Hockey East: Youth Movement Between the Pipes
by Joe Meloni/CHN Reporter
BOSTON The puck found its way through a few pairs of skates and onto the stick of New Hampshire senior Paul Thompson in the slot. The winger quickly turned and eyed the top corner over the right shoulder of Northeastern goaltender Chris Rawlings.
After a quick dangle to pull Rawlings left, Thompson snapped the pucked, and the UNH fan section, which made the short drive south to watch their Wildcats, erupted to celebrate their 2-1 lead.
Twelve months ago, their cheers may not have come in vain. Twelve months ago, Rawlings, then a freshmen, may have bit on Thompson's quick move and allowed the sniper an easy goal.
But, that was 12 month ago. Rawlings’ growth may be difficult to notice with the Huskies still winless in 2010-11, but he’s no longer the goaltender fresh out of the British Columbia Hockey League. He’s still 6-foot-7, and getting the puck past him still requires a nifty pass or shot capable of finding the inch of twine not filled by his frame. But he’s more than that now. He’s a goaltender with a .942 save percentage and 1.93 goals-against average in four starts this season.
The sophomore Rawlings looked Thompson’s move off and stayed upright, easily deflecting the puck to the corner and preserving the tie for the youthful Huskies. He allowed another later before his Huskies promptly tied the game, 2-2, and it ended that way with Rawlings stopping a career-high 43 shots.
“He’s such a big guy that, when his body is in front of the puck, he tends to make the saves look fairly routine,” Northeastern coach Greg Cronin said.
“He’s good. I’ve said it before that you could call this game goaltending. If your goalie’s really good then you have a chance to win ... If Chris plays well then we have a chance to win games every night.”
About 190 feet from Rawlings stood another goaltender aching to prove himself as legitimate No. 1 goaltender in Hockey East. New Hampshire’s Matt DiGirolamo, unlike Rawlings, spent the last two seasons on the bench while the departed Brian Foster led the Wildcats to the NCAA Tournament.
In the past, UNH fans knew without worry who would be their club’s No. 1. But DiGirolamo’s first two years in Durham, N.H., were summarized mostly by sporadic playing time and forgettable performances. However, even with freshman Jeff Wyer joining the program this season, UNH coach Dick Umile hasn’t hesitated to place his hopes in DiGirolamo’s hands.
The differences between Rawlings DiGirolamo don’t stop with their playing time. While Rawlings stands 6-foot-7, DiGirolamo is listed at a generous 5-foot-9 and relies on his athleticism more than positioning.
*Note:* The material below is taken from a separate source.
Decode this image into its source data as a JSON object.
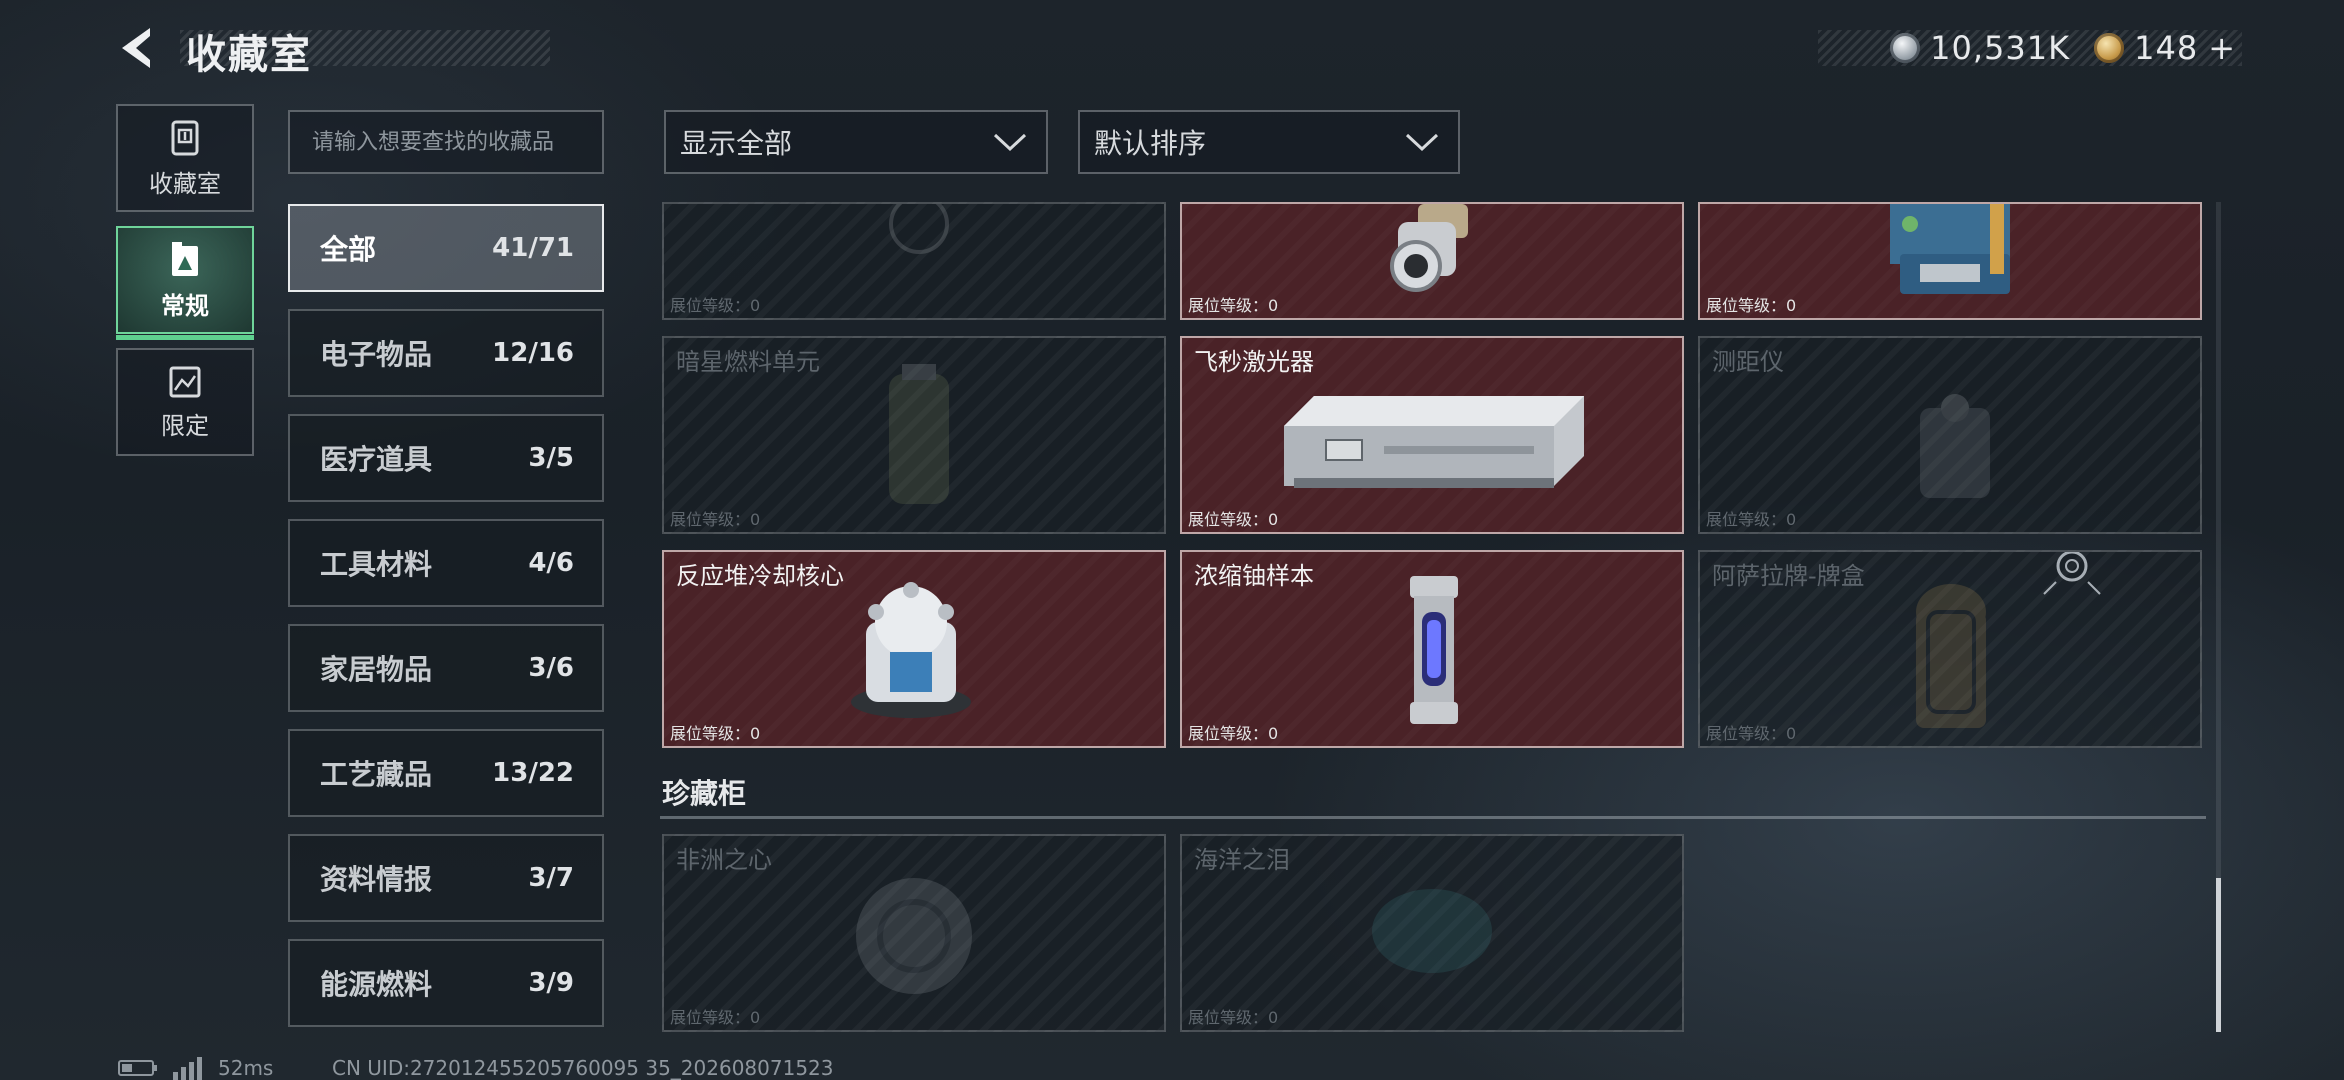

Entering Saturday’s match, DiGirolamo numbers were, like many of the eight starts he made in his first two years with the Wildcats - forgettable. His goals-against average stood at a lofty 3.57, while his save percentage hovered just below .900. Also differing from Rawlings, DiGirolamo opposed perennial NCAA powers Miami and Michigan in his first three starts of the season, while the Wildcats posted a 1-1-1 record.
“I think Matt’s playing well and with a lot of confidence. He’s already proved it against Miami and Michigan,” UNH coach Dick Umile said. “Then to come and play a big road game with a great crowd and a great atmosphere like [Friday’s with Northeastern] that turned into an overtime game.”
At times, in between the 37-save performance he boasted to match Rawlings’ equally remarkable night, the inexperience DiGirolamo still struggles with was on display. Rebounds, namely, were his issue against Northeastern. At 3 minutes, 19 seconds of the first period, Northeastern’s Mike McLaughin snuck a rebound off his own breakway shot under DiGirolamo, and the Huskies’ second goal resulted from equally poor handling of a rebound.
“I thought he did fine. He had trouble on the tying goal; he lost [the puck] in his feet,” Umile said. “There was a scrum in front of the net, and he probably didn’t know where the puck was. He played well. He hung in there.”
Hanging in there, waiting for the opportunity is something he became familiar with in the past two seasons. Waiting for the opportunity to become the No. 1 goaltender was difficult at times, but it’s clear he’s better for it as his performance steadily improves in the season’s early stages.
“Just being here with the coaches, Foster and everyone else on the team [in the last two years] really helped groom me to become [the goaltender] I am right now,” DiGirolamo said. “I still have a ton to learn, but, for right now, [the two seasons on the bench] helped a lot.”
Throughout Hockey East, young goaltenders appear to be a question for most teams – Massachusetts freshman Jeff Teglia has started the last two games with senior Paul Dainton injured, Massachusetts-Lowell has started a pair of freshman after graduating Carter Hutton and Nevin Hamilton and Maine's hope lies in sophomore Shawn Sirman and freshmen Dan Sullivan Marine Ouellette after Scott Darling was released from the team.
For New Hampshire and Northeastern, their youthful netminders don’t share much in common, but, if either team hopes to play into March, their success levels will have to be identical.